An FSA can be a great way to pay for certain expenses with pre-tax dollars. Contributing $100 to an FSA might only impact your paycheck by $80 because of the tax savings (see table below).
|Without FSA||With FSA|
|Gross Earnings per pay period||$2,000||$2,000|
|Pre-Tax FSA deduction||$0||$100|
|Taxes at 20%*||$400||$380|
|*Based on assumptions. These figures have not been evaluated by a tax professional.|
In this example, someone who makes $52,000 per year elects to contribute $2,600 to an FSA. On an annualized basis, they have $2,600 in an account to pay for expenses but their take home pay was only reduced by $2,080. That’s a potential savings of $520!
Additionally, in a Health Care FSA, the amount that you agree to contribute for the year is available to you at any point in the year. So, if you elect to contribute $1,000 over the course of the year, you could submit a claim and be reimbursed for the full $1,000 in January. Using an FSA can help to distribute the burden of medical expense throughout the year.

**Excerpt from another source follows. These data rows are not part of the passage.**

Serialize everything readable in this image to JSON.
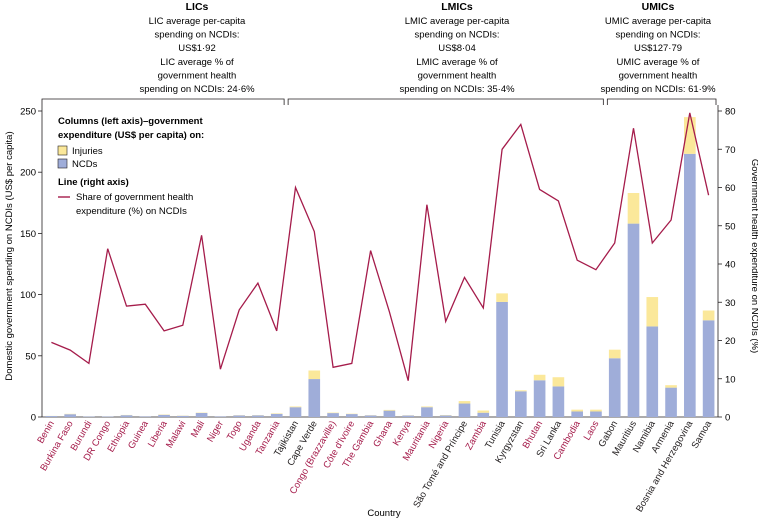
{
  "chart_data": {
    "type": "bar+line",
    "xlabel": "Country",
    "ylabel_left": "Domestic government spending on NCDIs (US$ per capita)",
    "ylabel_right": "Government health expenditure on NCDIs (%)",
    "ylim_left": [
      0,
      250
    ],
    "ylim_right": [
      0,
      80
    ],
    "yticks_left": [
      "0",
      "50",
      "100",
      "150",
      "200",
      "250"
    ],
    "yticks_right": [
      "0",
      "10",
      "20",
      "30",
      "40",
      "50",
      "60",
      "70",
      "80"
    ],
    "groups": [
      {
        "title": "LICs",
        "lines": [
          "LIC average per-capita",
          "spending on NCDIs:",
          "US$1·92",
          "LIC average % of",
          "government health",
          "spending on NCDIs: 24·6%"
        ]
      },
      {
        "title": "LMICs",
        "lines": [
          "LMIC average per-capita",
          "spending on NCDIs:",
          "US$8·04",
          "LMIC average % of",
          "government health",
          "spending on NCDIs: 35·4%"
        ]
      },
      {
        "title": "UMICs",
        "lines": [
          "UMIC average per-capita",
          "spending on NCDIs:",
          "US$127·79",
          "UMIC average % of",
          "government health",
          "spending on NCDIs: 61·9%"
        ]
      }
    ],
    "legend": {
      "columns_title": [
        "Columns (left axis)–government",
        "expenditure (US$ per capita) on:"
      ],
      "injuries": "Injuries",
      "ncds": "NCDs",
      "line_title": "Line (right axis)",
      "line_label": [
        "Share of government health",
        "expenditure (%) on NCDIs"
      ]
    },
    "colors": {
      "ncds": "#9fadd9",
      "injuries": "#fbe89a",
      "line": "#a51c4b",
      "highlight_label": "#a51c4b",
      "text": "#231f20"
    },
    "categories": [
      {
        "name": "Benin",
        "highlight": true,
        "ncds": 0.8,
        "injuries": 0.1,
        "share": 19.5
      },
      {
        "name": "Burkina Faso",
        "highlight": true,
        "ncds": 2.3,
        "injuries": 0.3,
        "share": 17.5
      },
      {
        "name": "Burundi",
        "highlight": true,
        "ncds": 0.5,
        "injuries": 0.1,
        "share": 14
      },
      {
        "name": "DR Congo",
        "highlight": true,
        "ncds": 0.5,
        "injuries": 0.1,
        "share": 44
      },
      {
        "name": "Ethiopia",
        "highlight": true,
        "ncds": 1.5,
        "injuries": 0.2,
        "share": 29
      },
      {
        "name": "Guinea",
        "highlight": true,
        "ncds": 0.6,
        "injuries": 0.1,
        "share": 29.5
      },
      {
        "name": "Liberia",
        "highlight": true,
        "ncds": 1.8,
        "injuries": 0.3,
        "share": 22.5
      },
      {
        "name": "Malawi",
        "highlight": true,
        "ncds": 1.0,
        "injuries": 0.2,
        "share": 24
      },
      {
        "name": "Mali",
        "highlight": true,
        "ncds": 3.3,
        "injuries": 0.3,
        "share": 47.5
      },
      {
        "name": "Niger",
        "highlight": true,
        "ncds": 0.6,
        "injuries": 0.1,
        "share": 12.5
      },
      {
        "name": "Togo",
        "highlight": true,
        "ncds": 1.3,
        "injuries": 0.2,
        "share": 28
      },
      {
        "name": "Uganda",
        "highlight": true,
        "ncds": 1.4,
        "injuries": 0.2,
        "share": 35
      },
      {
        "name": "Tanzania",
        "highlight": true,
        "ncds": 2.6,
        "injuries": 0.4,
        "share": 22.5
      },
      {
        "name": "Tajikistan",
        "highlight": false,
        "ncds": 8.0,
        "injuries": 0.6,
        "share": 60
      },
      {
        "name": "Cape Verde",
        "highlight": false,
        "ncds": 31.0,
        "injuries": 7.0,
        "share": 48.5
      },
      {
        "name": "Congo (Brazzaville)",
        "highlight": true,
        "ncds": 3.2,
        "injuries": 0.4,
        "share": 13
      },
      {
        "name": "Côte d'Ivoire",
        "highlight": true,
        "ncds": 2.4,
        "injuries": 0.3,
        "share": 14
      },
      {
        "name": "The Gambia",
        "highlight": true,
        "ncds": 1.3,
        "injuries": 0.2,
        "share": 43.5
      },
      {
        "name": "Ghana",
        "highlight": true,
        "ncds": 5.2,
        "injuries": 0.6,
        "share": 27.5
      },
      {
        "name": "Kenya",
        "highlight": true,
        "ncds": 1.2,
        "injuries": 0.2,
        "share": 9.5
      },
      {
        "name": "Mauritania",
        "highlight": true,
        "ncds": 8.0,
        "injuries": 0.6,
        "share": 55.5
      },
      {
        "name": "Nigeria",
        "highlight": true,
        "ncds": 1.3,
        "injuries": 0.3,
        "share": 25
      },
      {
        "name": "São Tomé and Príncipe",
        "highlight": false,
        "ncds": 11.0,
        "injuries": 2.0,
        "share": 36.5
      },
      {
        "name": "Zambia",
        "highlight": true,
        "ncds": 3.5,
        "injuries": 1.8,
        "share": 28.5
      },
      {
        "name": "Tunisia",
        "highlight": false,
        "ncds": 94.0,
        "injuries": 7.0,
        "share": 70
      },
      {
        "name": "Kyrgyzstan",
        "highlight": false,
        "ncds": 21.0,
        "injuries": 0.8,
        "share": 76.5
      },
      {
        "name": "Bhutan",
        "highlight": true,
        "ncds": 30.0,
        "injuries": 4.5,
        "share": 59.5
      },
      {
        "name": "Sri Lanka",
        "highlight": false,
        "ncds": 25.0,
        "injuries": 7.5,
        "share": 56.5
      },
      {
        "name": "Cambodia",
        "highlight": true,
        "ncds": 4.5,
        "injuries": 1.5,
        "share": 41
      },
      {
        "name": "Laos",
        "highlight": true,
        "ncds": 4.5,
        "injuries": 1.5,
        "share": 38.5
      },
      {
        "name": "Gabon",
        "highlight": false,
        "ncds": 48.0,
        "injuries": 7.0,
        "share": 45.5
      },
      {
        "name": "Mauritius",
        "highlight": false,
        "ncds": 158.0,
        "injuries": 25.0,
        "share": 75.5
      },
      {
        "name": "Namibia",
        "highlight": false,
        "ncds": 74.0,
        "injuries": 24.0,
        "share": 45.5
      },
      {
        "name": "Armenia",
        "highlight": false,
        "ncds": 24.0,
        "injuries": 2.0,
        "share": 51.5
      },
      {
        "name": "Bosnia and Herzegovina",
        "highlight": false,
        "ncds": 215.0,
        "injuries": 30.0,
        "share": 79.5
      },
      {
        "name": "Samoa",
        "highlight": false,
        "ncds": 79.0,
        "injuries": 8.0,
        "share": 58
      }
    ]
  }
}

Generally speaking, the big concern with an FSA is known as the “use-it-or-lose-it” rule. In the same year that you contribute to an FSA, you must have an expense in order to submit a claim and get reimbursed. Unused amounts at the end of the plan year are forfeited. An FSA should not be treated as a “rainy day” fund or a “just in case” fund. Rather, you should use an FSA as a method to pay for a predictable expense with pre-tax dollars contributed throughout the year. In the Affordable Care Act (ACA, Congress introduced a small rollover provision for Health Care FSAs. Today, up to $500 of unused funds in a Health Care FSA can be allowed to rollover to the following year. However, balances over $500 and all unused dollars in a Dependent Care FSA are at risk of forfeiture. Be sure to plan wisely when you are deciding how much to contribute to an FSA.
Read your open enrollment materials carefully. If you think that an FSA is the right choice for you, Open Enrollment is the time to take action. Between Nov. 1st and 15th, you will need to access Employee Self Service to elect FSA contributions for 2018.